I attended the Open Day this morning on invitation from PEMANDU (or rather my company got invited and I was one of the truckload that got picked to go).
You can find Dato’ Sri Idris Jala’s presentation on the PEMANDU website (warning: pdf link).
Now we know where this RM74 billion figure being bandied about comes from. It includes not just officially designated subsidies, but also Petronas’ spending on the gas subsidy (which isn’t carried on the government accounts), as well as spending on education, healthcare and social services, which aren’t necessarily subsidies as the term is commonly used.
The rest of my thoughts on the subject:
- I think for the most part the rationalisation plan is sensible – in the political sense, though not necessarily in the economic sense. Spreading the pain over 3-5 years means less citizen anger, and gives the government time to formulate and implement a better social welfare policy – I’m not sure the mitigation proposals contained in the rationalisation plan go far enough to ensure that the subsidies that remain or newly introduced will offset the impact on the poor and lower income groups.

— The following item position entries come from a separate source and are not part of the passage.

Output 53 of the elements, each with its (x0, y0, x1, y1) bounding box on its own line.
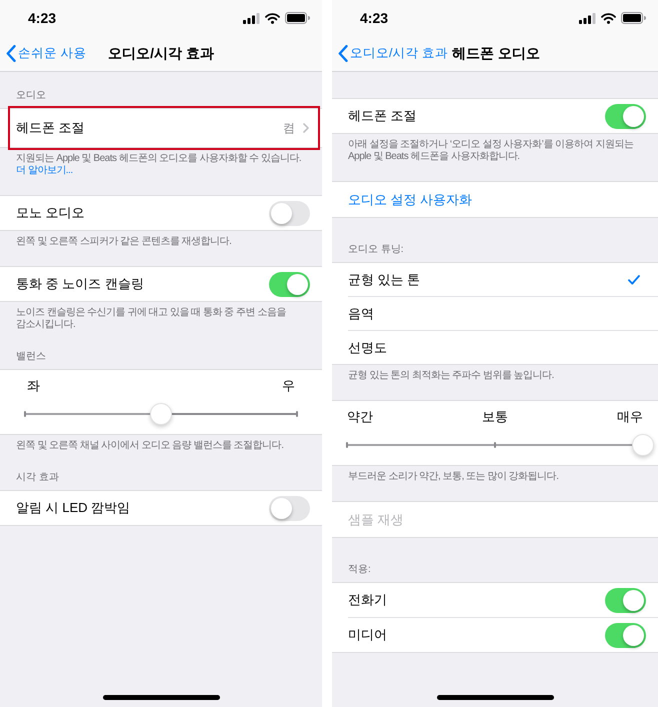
row-label: 전화기 (348, 591, 387, 610)
option-row[interactable]: 균형 있는 톤 (332, 263, 658, 296)
row-label: 헤드폰 조절 (348, 107, 417, 126)
section-header: 오디오 튜닝: (348, 244, 404, 255)
slider-label: 우 (282, 378, 295, 394)
toggle-switch[interactable] (605, 622, 646, 648)
battery-icon (285, 12, 310, 24)
wifi-icon (601, 12, 616, 24)
toggle-switch[interactable] (605, 104, 646, 128)
section-header: 오디오 (16, 90, 46, 101)
footer-text: 왼쪽 및 오른쪽 채널 사이에서 오디오 음량 밸런스를 조절합니다. (16, 440, 285, 452)
option-row[interactable]: 음역 (332, 297, 658, 330)
back-button[interactable]: 오디오/시각 효과 (338, 44, 448, 63)
slider-label: 좌 (27, 378, 40, 394)
action-row[interactable]: 오디오 설정 사용자화 (332, 182, 658, 217)
chevron-right-icon (303, 123, 309, 133)
chevron-left-icon (338, 45, 348, 62)
section-header: 시각 효과 (16, 472, 59, 483)
slider-label: 보통 (482, 409, 508, 425)
slider-label: 매우 (617, 409, 643, 425)
toggle-switch[interactable] (269, 200, 310, 226)
slider-thumb[interactable] (150, 403, 172, 425)
settings-row[interactable]: 헤드폰 조절 켬 (0, 109, 322, 147)
signal-icon (243, 12, 260, 24)
row-label: 미디어 (348, 626, 387, 644)
footer-text: 왼쪽 및 오른쪽 스피커가 같은 콘텐츠를 재생합니다. (16, 236, 232, 248)
row-label: 통화 중 노이즈 캔슬링 (16, 275, 144, 294)
nav-title: 헤드폰 오디오 (452, 44, 540, 63)
back-button[interactable]: 손쉬운 사용 (6, 44, 86, 63)
row-label: 알림 시 LED 깜박임 (16, 499, 130, 518)
signal-icon (579, 12, 596, 24)
row-label: 모노 오디오 (16, 204, 85, 222)
section-header: 적용: (348, 564, 371, 575)
value-text: 켬 (283, 120, 295, 137)
option-row[interactable]: 선명도 (332, 331, 658, 364)
footer-text: 노이즈 캔슬링은 수신기를 귀에 대고 있을 때 통화 중 주변 소음을 감소시킵니다. (16, 307, 287, 331)
footer-text: 균형 있는 톤의 최적화는 주파수 범위를 높입니다. (348, 370, 555, 382)
nav-title: 오디오/시각 효과 (108, 44, 214, 63)
learn-more-link[interactable]: 더 알아보기... (16, 165, 73, 177)
footer-text: 지원되는 Apple 및 Beats 헤드폰의 오디오를 사용자화할 수 있습니다. (16, 153, 302, 165)
status-time: 4:23 (28, 11, 56, 25)
status-time: 4:23 (360, 11, 388, 25)
wifi-icon (265, 12, 280, 24)
toggle-switch[interactable] (269, 272, 310, 296)
section-header: 밸런스 (16, 351, 46, 362)
slider-thumb[interactable] (632, 434, 654, 456)
footer-text: 아래 설정을 조절하거나 ‘오디오 설정 사용자화’를 이용하여 지원되는 Apple 및 Beats 헤드폰을 사용자화합니다. (348, 139, 634, 163)
footer-text: 부드러운 소리가 약간, 보통, 또는 많이 강화됩니다. (348, 471, 560, 483)
slider-label: 약간 (347, 409, 373, 425)
toggle-switch[interactable] (605, 588, 646, 612)
toggle-switch[interactable] (269, 496, 310, 520)
chevron-left-icon (6, 45, 16, 62)
battery-icon (621, 12, 646, 24)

- There was a lot of general support for getting rid of consumer subsidies, especially on sugar (the stats on obesity and diabetes in the open day exhibition were truly frightening) where there were a few proposals from the floor in favour of immediate abolishment rather than phased in over 3-5 years. In this case, I think we have to take the next logical step – if sugar consumption has negative social welfare impact, then removing subsidies only partly compensates for the social costs (treatment of diabetics, healthcare for the obese and overweight). That means there’s actually a strong argument for taxing sugar as well as removing the subsidy on it.

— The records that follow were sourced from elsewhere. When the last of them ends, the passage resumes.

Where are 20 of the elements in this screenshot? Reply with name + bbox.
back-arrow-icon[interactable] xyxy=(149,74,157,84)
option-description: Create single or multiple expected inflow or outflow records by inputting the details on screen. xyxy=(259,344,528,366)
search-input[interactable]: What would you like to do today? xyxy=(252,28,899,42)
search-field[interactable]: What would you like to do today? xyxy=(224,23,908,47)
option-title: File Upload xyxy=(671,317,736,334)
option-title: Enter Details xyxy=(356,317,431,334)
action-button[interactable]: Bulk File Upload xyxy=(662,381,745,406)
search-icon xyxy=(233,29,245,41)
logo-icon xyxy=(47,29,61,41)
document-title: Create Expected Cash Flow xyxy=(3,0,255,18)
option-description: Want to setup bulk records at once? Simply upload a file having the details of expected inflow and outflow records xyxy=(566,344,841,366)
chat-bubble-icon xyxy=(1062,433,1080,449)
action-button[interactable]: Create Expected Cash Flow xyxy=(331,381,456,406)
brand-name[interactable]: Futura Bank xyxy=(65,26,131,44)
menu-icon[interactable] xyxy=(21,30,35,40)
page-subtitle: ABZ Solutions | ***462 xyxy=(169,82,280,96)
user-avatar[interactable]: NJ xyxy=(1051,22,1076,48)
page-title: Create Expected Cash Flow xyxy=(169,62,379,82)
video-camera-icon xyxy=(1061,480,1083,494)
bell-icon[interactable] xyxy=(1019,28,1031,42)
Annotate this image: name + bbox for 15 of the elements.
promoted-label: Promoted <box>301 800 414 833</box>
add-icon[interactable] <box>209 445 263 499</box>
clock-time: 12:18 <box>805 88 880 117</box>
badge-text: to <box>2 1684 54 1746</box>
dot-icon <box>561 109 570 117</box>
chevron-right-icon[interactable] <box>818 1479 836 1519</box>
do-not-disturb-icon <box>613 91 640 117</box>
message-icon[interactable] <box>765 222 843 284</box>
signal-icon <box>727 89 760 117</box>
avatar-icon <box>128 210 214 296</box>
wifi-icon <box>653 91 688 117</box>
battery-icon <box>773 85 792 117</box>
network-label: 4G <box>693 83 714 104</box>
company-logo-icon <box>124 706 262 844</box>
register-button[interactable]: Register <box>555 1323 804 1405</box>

- And if you buy that argument, then it goes ten-fold for petrol and other use of carbon fuels, because the environmental and social impact is so much greater. If you consume too much sugar, the costs are largely borne yourself, and partly on society through higher healthcare costs. Pollution from carbon fuel burning affects the air we all breathe, not just ourselves. That health costs are less visible, but no less powerful – check the incidence of asthma and bronchitis, not to mention lost work days from illness resulting from pollution (check this post for the basis of my argument).

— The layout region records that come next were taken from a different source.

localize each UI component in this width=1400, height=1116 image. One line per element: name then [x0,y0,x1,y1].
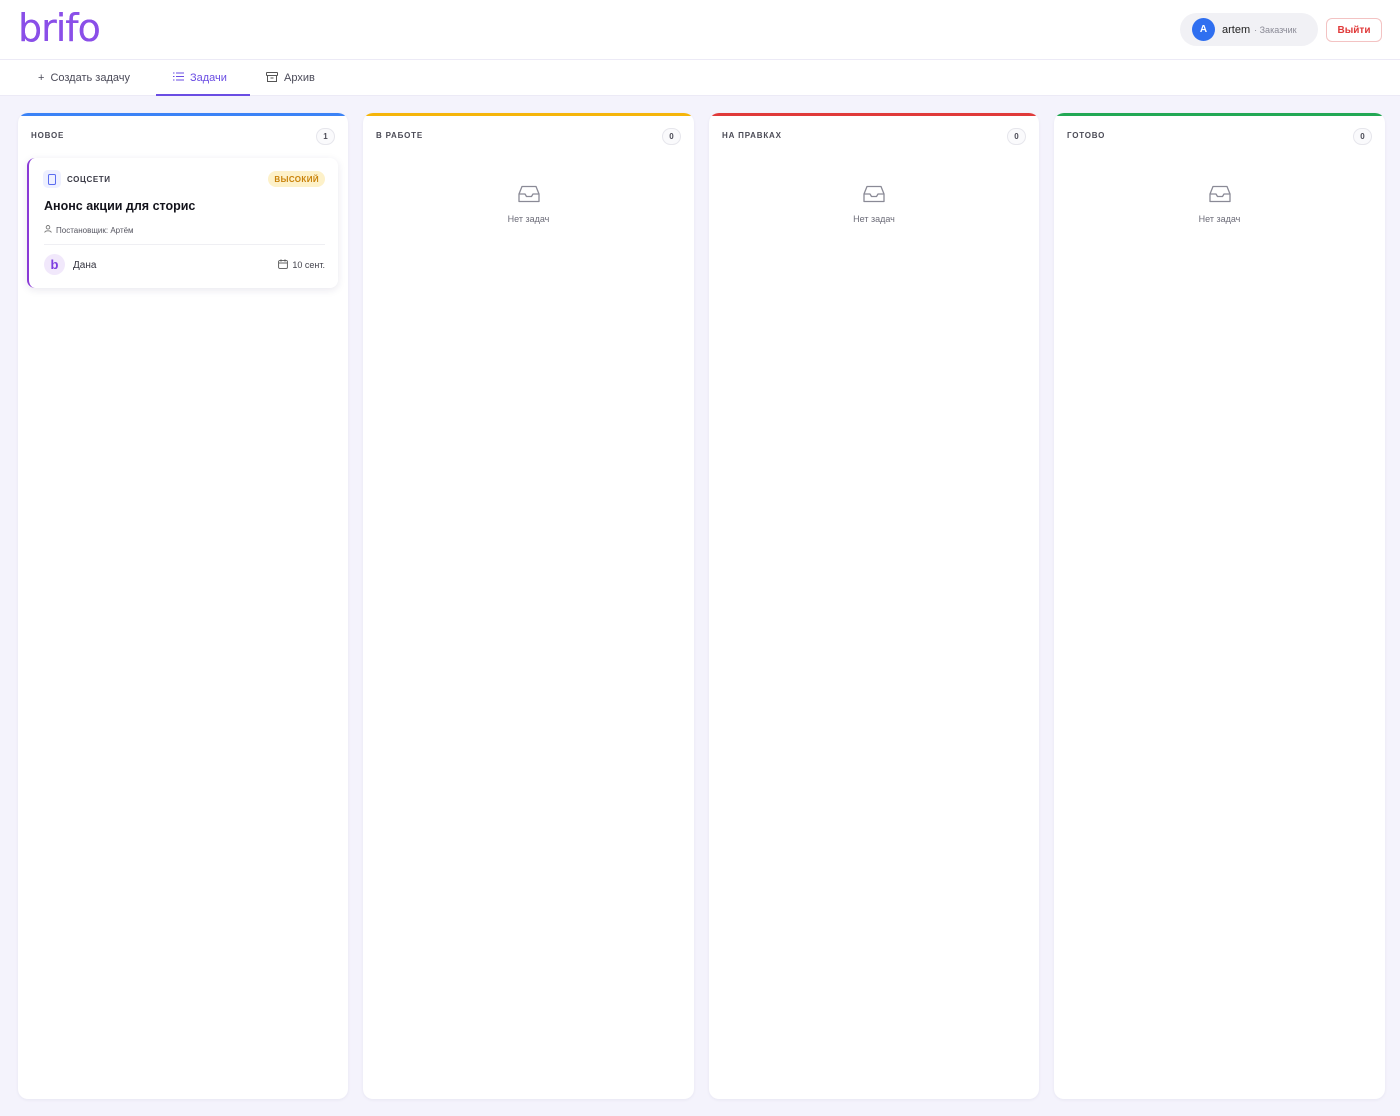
column-revisions: НА ПРАВКАХ 0 Нет задач [709,113,1039,1099]
tab-archive[interactable]: Архив [266,60,315,96]
inbox-icon [863,185,885,208]
column-title: В РАБОТЕ [376,131,424,140]
task-category: СОЦСЕТИ [67,175,111,184]
user-icon [44,225,52,235]
user-role: · Заказчик [1254,24,1297,35]
task-card[interactable]: СОЦСЕТИ ВЫСОКИЙ Анонс акции для сторис П… [27,158,338,288]
column-color-bar [363,113,694,116]
inbox-icon [1208,185,1231,208]
calendar-icon [278,259,289,271]
tab-label: Архив [284,72,315,84]
priority-badge: ВЫСОКИЙ [268,171,325,187]
list-icon [173,72,184,84]
inbox-icon [517,185,540,208]
column-color-bar [1054,113,1385,116]
tab-bar: + Создать задачу Задачи Архив [0,60,1400,96]
column-color-bar [709,113,1039,116]
user-pill[interactable]: A artem · Заказчик [1180,13,1318,46]
assigner-text: Постановщик: Артём [56,225,134,235]
column-in-progress: В РАБОТЕ 0 Нет задач [363,113,694,1099]
task-assigner: Постановщик: Артём [44,225,134,235]
active-tab-indicator [156,94,250,96]
due-date-text: 10 сент. [292,260,325,270]
column-count: 1 [316,128,335,145]
card-divider [44,244,325,245]
column-done: ГОТОВО 0 Нет задач [1054,113,1385,1099]
plus-icon: + [38,72,45,84]
tab-label: Задачи [190,72,227,84]
empty-state: Нет задач [363,185,694,224]
user-name: artem [1222,23,1251,36]
logout-button[interactable]: Выйти [1326,18,1382,42]
empty-state: Нет задач [1054,185,1385,224]
column-new: НОВОЕ 1 СОЦСЕТИ ВЫСОКИЙ Анонс акции для … [18,113,348,1099]
empty-text: Нет задач [853,214,895,224]
app-header: brifo A artem · Заказчик Выйти [0,0,1400,60]
empty-text: Нет задач [1198,214,1241,224]
column-title: ГОТОВО [1067,131,1106,140]
column-color-bar [18,113,348,116]
brifo-logo[interactable]: brifo [18,6,101,50]
task-title[interactable]: Анонс акции для сторис [44,199,195,213]
column-count: 0 [1353,128,1372,145]
assignee-name: Дана [73,260,97,271]
column-count: 0 [662,128,681,145]
archive-icon [266,71,278,85]
user-avatar: A [1192,18,1215,41]
due-date: 10 сент. [278,259,325,271]
phone-icon [43,170,61,188]
tab-label: Создать задачу [50,72,130,84]
column-title: НОВОЕ [31,131,65,140]
empty-state: Нет задач [709,185,1039,224]
tab-tasks[interactable]: Задачи [173,60,227,96]
column-count: 0 [1007,128,1026,145]
tab-create-task[interactable]: + Создать задачу [38,60,130,96]
empty-text: Нет задач [507,214,550,224]
assignee-avatar: b [44,254,65,275]
column-title: НА ПРАВКАХ [722,131,782,140]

- On the time span for rationalisation, I’m in favour of a shorter rather than a longer period. BNM apparently ran some simulations and came up with a figure of 4% in 2011-12, and back to 3% from 2013-2015 if all the proposals were implemented. To me the problem with a longer period is that you risk unanchoring inflationary expectations – i.e. people will start expecting higher inflation as a matter of course, and that means continuously higher wage demands which feed into higher inflation. There was one proposal from the floor for the period to be shortened to 24 months – I think that strikes the right balance between spreading the pain and getting it over with as fast as possible. Five years is a long time, especially in politics, and there’s no guarantee that the political will for getting rid of subsidies will last that long. Understand that I’m not arguing against cost of living adjustments to existing wage levels – but rather a self-perpetuating cycle of price increases, which would necessitate a monetary policy response. As it is, I’m already thinking that OPR might go back to 3.5% next year, and even higher in 2012, just to mitigate higher nominal demand.
- There was also a lot of talk on education, although I think even the panel discussion missed some basic points. Dato’ Sri Idris mentioned that Malaysia ranks 7th in the world in spending on education per capita. If that’s the case, then the declining standards in maths and science in Malaysia suggests that money isn’t being used as effectively as it should, nor does it explain why tertiary enrollment (<30%) is so low compared to high-income economies (>60%). That’s a qualitative and quantitative issue that has to be addressed.
- Apart from a remark by Tan Sri Azman Mokhtar and an observation by YB Tony Pua that the fall in global oil prices meant that there is effectively no subsidy on petrol, there was little to no discussion on what to do if market prices fell below government mandated prices during the rationalisation phase – shall we go to market prices directly? Or some form of adjustment mechanism? Details here would be welcome.
- I’m still against the idea of providing substantive support to smallholders and small-scale fishermen. They are not productive, and no amount of technology or incentives are going to make them so. Better to provide living support (just give them cash), until the pace of development overtakes them. I know that sounds callous, but our food and agricultural production will never improve if we only look to perpetuating an existing moribund market structure that cannot survive without government support, instead of rationalising land use and capital into units that can be competitive and productive. This is of course more a political issue rather than an economic one, which is why I doubt there will be much change here.
- The panel discussion very nearly turned into an IPP-bashing session, and here’s hoping that there will be some movement in the direction of renegotiating the contracts.
- YB Tony also brought up the issue of toll highways, again. Check out his blog for details.